Australian PM vows to "shirt-front" Vladimir Putin over MH17 at G20 summit in Brisbane
The term comes from Australian rules football and refers to an aggressive, front-on challenge
Many Australians have expressed dismay at the prospect of Putin's presence at November summit
Russian diplomats describe Abbott's comments as "immature," "offensive" and "insulting"
The stage is set for high tensions between two of the macho men of world politics at a leader’s summit next month, after Australian PM Tony Abbott vowed to “shirt-front” Vladimir Putin over the MH17 disaster.
“Shirt-fronting” is a term used in Australian rules football, referring to an aggressive, front-on physical challenge.
Abbott used the term Monday when speaking to reporters about the Russian President’s attendance at the G20 Leaders’ Summit, to be held in Brisbane next month.
Abbott told reporters: “Look, I’m going to shirt-front Mr. Putin… you bet I am. I am going to be saying to Mr. Putin, Australians were murdered. They were murdered by Russian-backed rebels using Russian-supplied equipment.”
He continued: “We are very unhappy about this. We accept that you didn’t want this to happen but we now demand that you fully cooperate with the criminal investigation, and if the criminal investigation identifies suspects that you have some influence over, they’ve got to be produced and justice has got to be done.”

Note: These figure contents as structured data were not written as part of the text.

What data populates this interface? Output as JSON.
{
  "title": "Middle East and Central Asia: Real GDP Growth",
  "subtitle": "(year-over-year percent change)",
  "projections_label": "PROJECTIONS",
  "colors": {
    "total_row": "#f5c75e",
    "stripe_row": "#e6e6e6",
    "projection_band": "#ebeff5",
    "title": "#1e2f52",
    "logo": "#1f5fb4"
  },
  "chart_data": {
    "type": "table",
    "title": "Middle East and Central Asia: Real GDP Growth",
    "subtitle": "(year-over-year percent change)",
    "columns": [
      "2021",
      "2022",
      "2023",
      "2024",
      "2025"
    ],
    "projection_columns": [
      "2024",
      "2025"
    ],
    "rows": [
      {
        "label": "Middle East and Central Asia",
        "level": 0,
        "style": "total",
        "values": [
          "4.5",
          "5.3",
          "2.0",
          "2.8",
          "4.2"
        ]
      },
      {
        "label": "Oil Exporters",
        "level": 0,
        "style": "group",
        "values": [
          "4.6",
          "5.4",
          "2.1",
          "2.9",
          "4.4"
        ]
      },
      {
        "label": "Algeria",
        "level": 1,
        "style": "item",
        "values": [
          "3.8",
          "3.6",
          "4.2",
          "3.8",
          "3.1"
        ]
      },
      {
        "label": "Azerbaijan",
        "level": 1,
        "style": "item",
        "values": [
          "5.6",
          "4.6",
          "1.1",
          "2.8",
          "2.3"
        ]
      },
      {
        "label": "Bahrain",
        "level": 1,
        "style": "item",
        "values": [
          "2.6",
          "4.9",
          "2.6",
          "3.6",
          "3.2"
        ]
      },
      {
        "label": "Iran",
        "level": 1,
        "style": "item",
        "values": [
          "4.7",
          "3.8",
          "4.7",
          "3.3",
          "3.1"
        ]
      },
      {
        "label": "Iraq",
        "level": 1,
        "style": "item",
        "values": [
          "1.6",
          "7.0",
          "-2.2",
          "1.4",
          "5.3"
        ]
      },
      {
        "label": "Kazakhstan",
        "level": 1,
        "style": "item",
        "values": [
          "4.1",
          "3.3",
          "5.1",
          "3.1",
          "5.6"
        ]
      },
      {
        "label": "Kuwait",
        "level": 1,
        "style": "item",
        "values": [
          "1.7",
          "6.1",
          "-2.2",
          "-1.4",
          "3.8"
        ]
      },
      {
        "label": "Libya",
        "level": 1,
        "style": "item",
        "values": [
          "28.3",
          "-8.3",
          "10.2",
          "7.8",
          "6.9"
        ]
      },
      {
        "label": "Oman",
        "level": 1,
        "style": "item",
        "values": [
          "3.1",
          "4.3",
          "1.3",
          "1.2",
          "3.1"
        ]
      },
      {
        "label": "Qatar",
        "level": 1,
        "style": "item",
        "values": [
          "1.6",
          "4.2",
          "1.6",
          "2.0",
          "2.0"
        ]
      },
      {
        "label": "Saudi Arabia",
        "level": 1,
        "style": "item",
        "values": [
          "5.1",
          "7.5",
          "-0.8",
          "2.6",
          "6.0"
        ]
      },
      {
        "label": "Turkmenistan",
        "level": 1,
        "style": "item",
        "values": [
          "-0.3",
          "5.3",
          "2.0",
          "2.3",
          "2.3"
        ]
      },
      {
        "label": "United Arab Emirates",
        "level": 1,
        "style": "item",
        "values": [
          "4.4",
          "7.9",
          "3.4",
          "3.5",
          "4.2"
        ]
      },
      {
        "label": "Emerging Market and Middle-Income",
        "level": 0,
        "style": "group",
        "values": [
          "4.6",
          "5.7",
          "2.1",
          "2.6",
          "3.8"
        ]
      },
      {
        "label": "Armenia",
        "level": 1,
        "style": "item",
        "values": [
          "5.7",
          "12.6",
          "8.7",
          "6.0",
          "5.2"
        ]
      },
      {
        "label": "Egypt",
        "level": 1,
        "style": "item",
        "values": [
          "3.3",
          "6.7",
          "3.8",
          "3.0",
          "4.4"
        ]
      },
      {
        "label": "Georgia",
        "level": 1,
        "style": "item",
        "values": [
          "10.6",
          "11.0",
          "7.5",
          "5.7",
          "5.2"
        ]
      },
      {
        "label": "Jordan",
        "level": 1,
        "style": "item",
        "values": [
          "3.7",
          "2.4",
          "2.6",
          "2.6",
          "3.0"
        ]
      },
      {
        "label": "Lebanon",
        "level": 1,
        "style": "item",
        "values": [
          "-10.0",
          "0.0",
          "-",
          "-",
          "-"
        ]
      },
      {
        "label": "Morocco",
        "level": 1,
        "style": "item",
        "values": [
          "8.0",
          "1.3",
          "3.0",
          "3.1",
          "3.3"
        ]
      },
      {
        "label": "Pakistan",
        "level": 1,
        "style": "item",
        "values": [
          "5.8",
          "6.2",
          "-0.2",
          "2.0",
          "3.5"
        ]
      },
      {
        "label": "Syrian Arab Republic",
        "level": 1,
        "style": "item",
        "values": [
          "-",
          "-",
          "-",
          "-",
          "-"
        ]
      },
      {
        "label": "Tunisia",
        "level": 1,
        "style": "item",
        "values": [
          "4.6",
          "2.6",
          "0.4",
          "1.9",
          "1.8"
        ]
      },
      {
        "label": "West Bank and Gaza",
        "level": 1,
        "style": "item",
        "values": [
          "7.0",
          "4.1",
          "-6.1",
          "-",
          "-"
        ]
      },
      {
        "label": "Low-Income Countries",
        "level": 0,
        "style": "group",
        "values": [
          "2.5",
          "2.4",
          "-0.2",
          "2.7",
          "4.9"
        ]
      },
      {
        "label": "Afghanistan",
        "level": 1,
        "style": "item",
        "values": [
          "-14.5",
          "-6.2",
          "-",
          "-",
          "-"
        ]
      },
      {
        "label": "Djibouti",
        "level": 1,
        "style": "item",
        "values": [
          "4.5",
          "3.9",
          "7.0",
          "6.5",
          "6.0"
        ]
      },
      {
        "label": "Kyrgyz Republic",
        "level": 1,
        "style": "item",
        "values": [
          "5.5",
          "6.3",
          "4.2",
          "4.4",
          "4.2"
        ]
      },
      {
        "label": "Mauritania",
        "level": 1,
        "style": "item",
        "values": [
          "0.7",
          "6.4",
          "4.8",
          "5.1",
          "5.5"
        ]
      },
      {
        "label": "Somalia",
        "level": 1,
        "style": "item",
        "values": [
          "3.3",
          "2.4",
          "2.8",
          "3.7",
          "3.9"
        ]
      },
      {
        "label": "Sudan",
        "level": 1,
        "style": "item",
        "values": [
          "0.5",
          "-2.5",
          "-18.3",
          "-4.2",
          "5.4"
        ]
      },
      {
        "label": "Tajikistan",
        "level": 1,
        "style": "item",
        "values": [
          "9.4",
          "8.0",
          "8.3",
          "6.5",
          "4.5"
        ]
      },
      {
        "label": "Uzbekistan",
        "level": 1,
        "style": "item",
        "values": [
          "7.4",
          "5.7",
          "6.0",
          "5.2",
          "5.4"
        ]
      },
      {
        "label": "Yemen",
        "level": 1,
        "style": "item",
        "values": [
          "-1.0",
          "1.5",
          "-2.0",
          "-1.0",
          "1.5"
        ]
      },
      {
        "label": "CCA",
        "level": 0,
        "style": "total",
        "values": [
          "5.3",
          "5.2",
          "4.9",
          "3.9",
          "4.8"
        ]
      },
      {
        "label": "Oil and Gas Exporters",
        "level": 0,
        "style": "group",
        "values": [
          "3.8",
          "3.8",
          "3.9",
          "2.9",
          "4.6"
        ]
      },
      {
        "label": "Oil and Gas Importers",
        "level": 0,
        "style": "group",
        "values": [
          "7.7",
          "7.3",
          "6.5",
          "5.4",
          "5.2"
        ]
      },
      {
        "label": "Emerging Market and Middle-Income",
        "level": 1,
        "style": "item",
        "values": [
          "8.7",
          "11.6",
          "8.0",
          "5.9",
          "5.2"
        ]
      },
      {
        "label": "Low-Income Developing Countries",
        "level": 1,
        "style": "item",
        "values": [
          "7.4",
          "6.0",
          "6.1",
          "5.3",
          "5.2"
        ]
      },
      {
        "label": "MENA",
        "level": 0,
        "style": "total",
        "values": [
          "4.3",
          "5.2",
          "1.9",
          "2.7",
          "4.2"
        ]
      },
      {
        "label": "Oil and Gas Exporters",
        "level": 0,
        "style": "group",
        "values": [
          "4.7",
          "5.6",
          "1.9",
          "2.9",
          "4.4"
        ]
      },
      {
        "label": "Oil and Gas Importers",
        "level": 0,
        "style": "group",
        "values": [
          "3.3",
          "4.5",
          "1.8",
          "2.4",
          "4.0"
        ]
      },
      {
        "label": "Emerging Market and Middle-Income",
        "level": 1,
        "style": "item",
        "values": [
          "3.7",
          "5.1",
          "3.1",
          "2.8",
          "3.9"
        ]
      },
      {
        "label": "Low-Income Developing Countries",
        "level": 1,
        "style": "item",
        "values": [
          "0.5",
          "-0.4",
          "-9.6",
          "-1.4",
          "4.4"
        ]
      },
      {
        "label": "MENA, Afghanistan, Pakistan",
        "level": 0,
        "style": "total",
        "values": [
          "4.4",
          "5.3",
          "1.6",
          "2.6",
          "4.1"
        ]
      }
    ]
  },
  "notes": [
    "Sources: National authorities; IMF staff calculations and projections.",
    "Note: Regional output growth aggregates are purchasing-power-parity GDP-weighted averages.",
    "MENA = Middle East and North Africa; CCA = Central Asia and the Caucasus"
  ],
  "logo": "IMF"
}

Putin’s upcoming presence on Australian soil has been a contentious topic in the wake of the downing of Malaysia Airlines Flight 17 in July over an area of eastern Ukraine controlled by pro-Russia separatists.
Thirty-eight Australian citizens and residents were among the 298 killed in the tragedy. The United States, Ukraine and others have blamed on the separatists. Russia has denied involvement.
Abbott told reporters his conversation with Putin would be “the toughest conversation of all.”
Russia: ‘Offensive, insulting’
The Kremlin has issued no official response to the remarks, but Alexander Odoevskiy, second secretary and spokesman at the Russian Embassy in Canberra, told CNN the comments were “immature,” “offensive” and “insulting.”
“Some say it’s tough talk. We say it’s immature talk,” he said. “Definitely, it’s personal and insulting. It’s not the usual way one leader can communicate with another leader.”
Odoevskiy said the obscure Australian sporting reference suggested the comments were directed to a domestic audience.
“What we have … is a high-profile, media-oriented, politicized statement that is of no value to achieve the outcomes of the ongoing (MH17) investigation,” he said.
“From the Russian perspective, we think the West has lost interest in learning the truth about MH17.”
Abbott has faced calls to bar Putin from the G20 Leaders’ Summit. But on Sunday, Australian Treasurer Joe Hockey confirmed to public broadcaster ABC that Putin would attend, saying G20 member nations were in consensus that he should be there.
Opposition leader Bill Shorten told reporters Monday: “When you deal with an international bully, the way you do it isn’t by laying out the red carpet, so no, I don’t think he’s welcome. I don’t think most Australians want him here.”
Odoevskiy said that although Putin currently is preparing for the summit, there were no requests from either side at present for a bilateral meeting between the two countries.
Abbott’s comments were picked up by Russian media, as well, with Pravda, the newspaper associated with the Russian Communist Party, returning fire in an editorial decrying Australia’s “insolence” and “colonial chip on its shoulder.”
It slammed Abbott as “rude, insolent, insulting, impolite, impertinent, unpolished, gross, unpleasant and downright impudent.”